Услужливый ум подсказывает оправдание. Король молится – если теперь убить его, он попадет прямо на небо. Еще так недавно Гамлет не знал, что ждет нас после смерти. Теперь ему очевидно, что если перед смертью помолиться, то попадешь в рай. Обыкновенно Гамлет лучше оправдывается. Но теперь – пришлось торопиться. Брандес на досуге придумывает лучшее соображение: «Он (Гамлет) чувствует, хотя прямо этого и не высказывает, как мало выиграется, если уничтожено будет одно вредное животное (т. е. король)». Гамлет, конечно, сказал бы это, если бы успел догадаться.

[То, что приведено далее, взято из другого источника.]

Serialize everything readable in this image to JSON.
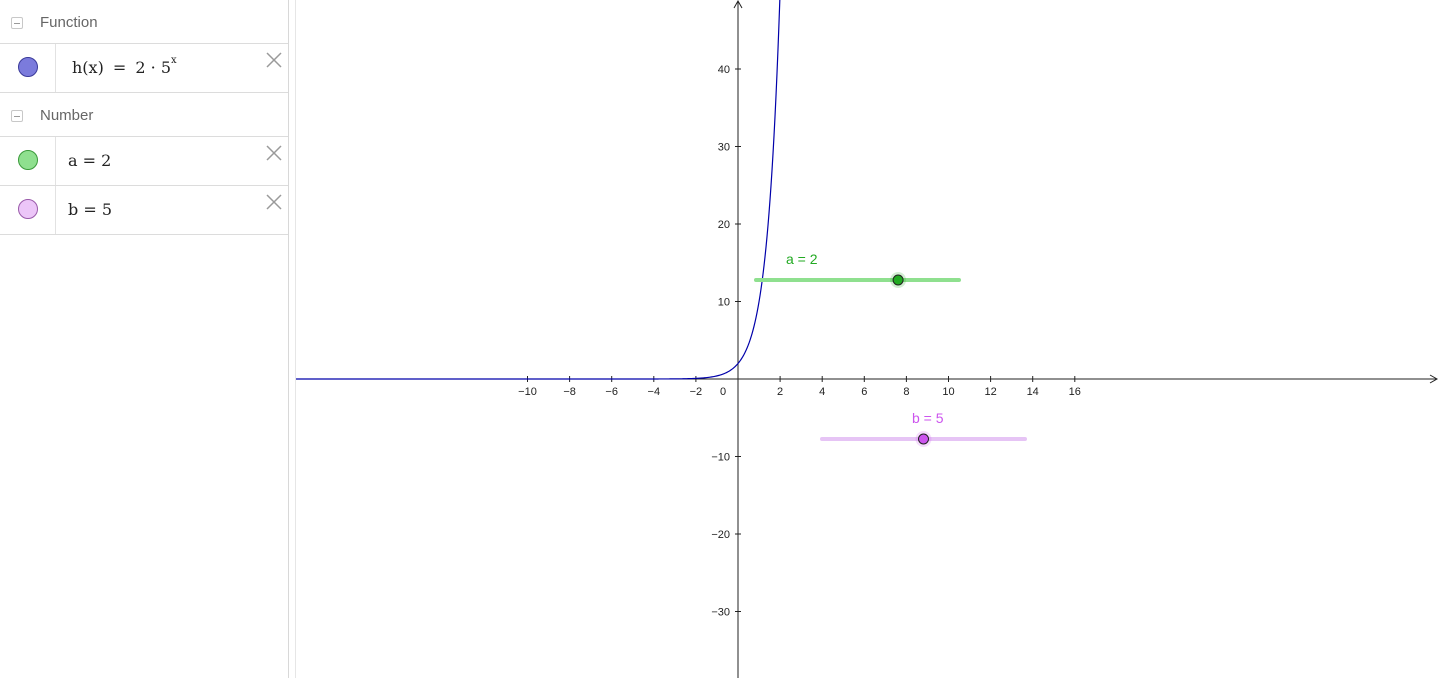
{
  "algebra": {
    "groups": [
      {
        "title": "Function"
      },
      {
        "title": "Number"
      }
    ],
    "function_row": {
      "name": "h(x)",
      "equals": "=",
      "base_coefficient": "2 · 5",
      "exponent": "x",
      "color": "#7b7bdc"
    },
    "number_rows": [
      {
        "text": "a = 2",
        "color": "#8fe08f"
      },
      {
        "text": "b = 5",
        "color": "#e6b8f5"
      }
    ]
  },
  "graphics": {
    "x_ticks": [
      "−10",
      "−8",
      "−6",
      "−4",
      "−2",
      "0",
      "2",
      "4",
      "6",
      "8",
      "10",
      "12",
      "14",
      "16"
    ],
    "y_ticks": [
      "40",
      "30",
      "20",
      "10",
      "−10",
      "−20",
      "−30"
    ],
    "x_range": [
      -10.5,
      16.5
    ],
    "y_range": [
      -38,
      49
    ],
    "curve_color": "#0000aa",
    "function": {
      "a": 2,
      "b": 5
    },
    "sliders": {
      "a": {
        "label": "a = 2",
        "value": 2,
        "min": -5,
        "max": 5,
        "color": "#22aa22",
        "track_color": "#8fe08f"
      },
      "b": {
        "label": "b = 5",
        "value": 5,
        "min": 0,
        "max": 10,
        "color": "#cc55ee",
        "track_color": "#e6c4f5"
      }
    }
  }
}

Но вот Гамлет у матери. Здесь он в своей сфере. Это страшная сцена. После того, как умирает Полоний, принц совсем теряет самообладание. Слушая его, страшно становится за человека. Вот несколько строчек из его обращения к матери.

Где ж твой румянец, стыд? Когда ты можешь,

Лукавый ад, гореть в костях матроны,

Так пусть, как воск, растопится стыдливость

Горячей юности в твоем огне.

Это он так говорит матери. И чем дальше, тем ужаснее становится бедный принц, пока не начинает понимать, что не в проступке матери, а в его слабости вся беда. Тут входит тень и раздавленный, уничтоженный Гамлет восклицает:

Ты не с укором ли явился к сыну

За то, что он не внял минуте страсти

И грозного веленья не свершил?

В этих словах объяснение его поведения. Пред духом отца Гамлет не может лгать, что король молился и потому остался невредимым. Принц просто не «внял минуте страсти», т. е. страсть не была достаточно властна над ним. Тень отвечает ему:

Не позабудь! Мое явленье

Угасший замысел должно воспламенить.

Замысел угасает – тень знает это и явилась напомнить Гамлету о мщении. Гамлет дает несколько советов матери и уходит, унося с собой тело Полония и сознание своего позора.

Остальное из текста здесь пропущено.